You have two arrays doesn't new_array[i] = array[i] do what you need.
Have you looked at realloc as a possible solution.
Just assign the values across. new_array[i] = array[i].
The problem you may be running into is that, for obj* to actually be an array of pointers, obj must itself be a pointer type:
typedef struct
{
int value1;
} obj_pool;
typedef obj_pool* obj;
int main(int argc, char* argv[])
{
obj_pool pool1;
pool1.value1 = 5;
obj array[] = { &pool1 };
array[0]->value1 = 16;
return 0;
}
Another problem you'll run into once you get this compiling is that sizeof(array) == sizeof(obj*). NUM_ELEM(array) will always return the same value. This means you'll have to pass a size_t array_size parameter to your function.
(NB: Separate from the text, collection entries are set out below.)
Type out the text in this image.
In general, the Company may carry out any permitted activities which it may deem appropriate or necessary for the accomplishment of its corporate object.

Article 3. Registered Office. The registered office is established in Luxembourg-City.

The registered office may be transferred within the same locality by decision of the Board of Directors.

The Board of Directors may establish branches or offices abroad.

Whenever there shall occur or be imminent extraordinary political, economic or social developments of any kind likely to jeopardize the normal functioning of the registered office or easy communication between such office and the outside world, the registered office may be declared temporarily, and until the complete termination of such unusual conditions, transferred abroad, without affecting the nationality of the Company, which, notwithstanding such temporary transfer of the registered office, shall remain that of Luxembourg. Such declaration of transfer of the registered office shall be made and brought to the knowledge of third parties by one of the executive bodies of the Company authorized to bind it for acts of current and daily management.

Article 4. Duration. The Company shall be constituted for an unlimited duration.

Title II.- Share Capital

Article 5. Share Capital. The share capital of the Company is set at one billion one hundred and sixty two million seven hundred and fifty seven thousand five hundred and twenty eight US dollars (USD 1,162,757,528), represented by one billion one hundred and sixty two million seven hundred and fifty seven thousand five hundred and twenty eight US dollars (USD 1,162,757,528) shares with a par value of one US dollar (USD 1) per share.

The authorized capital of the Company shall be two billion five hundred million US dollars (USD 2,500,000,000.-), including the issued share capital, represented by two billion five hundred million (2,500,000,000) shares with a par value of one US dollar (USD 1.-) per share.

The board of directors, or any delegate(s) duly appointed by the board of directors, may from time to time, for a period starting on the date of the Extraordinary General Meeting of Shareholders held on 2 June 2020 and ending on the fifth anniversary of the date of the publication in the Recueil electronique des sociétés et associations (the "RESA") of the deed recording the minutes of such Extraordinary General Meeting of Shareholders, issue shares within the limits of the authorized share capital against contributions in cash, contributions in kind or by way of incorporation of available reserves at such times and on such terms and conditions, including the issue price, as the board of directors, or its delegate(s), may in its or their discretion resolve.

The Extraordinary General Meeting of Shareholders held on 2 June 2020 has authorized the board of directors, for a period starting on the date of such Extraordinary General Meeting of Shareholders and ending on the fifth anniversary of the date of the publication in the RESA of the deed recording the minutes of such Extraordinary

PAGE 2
in your code elements of the array are not pointers on the structure, they are structure objects. elements of the this array obj** array are pointers on the structure obj.
#define NUM_ELEM(x) (sizeof (x) / sizeof (*(x)))
void add_to_obj_array(obj* new_obj, obj** array)
{
int number_of_elements = 0;
if (array != NULL)
{
number_of_elements = NUM_ELEM(array);
}
// expand array with one more item
array = (obj**)realloc(array, (number_of_elements + 1) * sizeof(new_obj));
if (array == NULL )
{
/* memory request refused :( */
return;
}
// Put new item at the last place on the array
array[number_of_elements] = new_obj;
}
So here we used matrix (pointer on pointers of the obj structure). When we add new element we simply expand existing array for one place and on that place we put new structure object. There is no need to return value because we operate on the pointers of the objects, and all change is done on actual objects, not on their copies.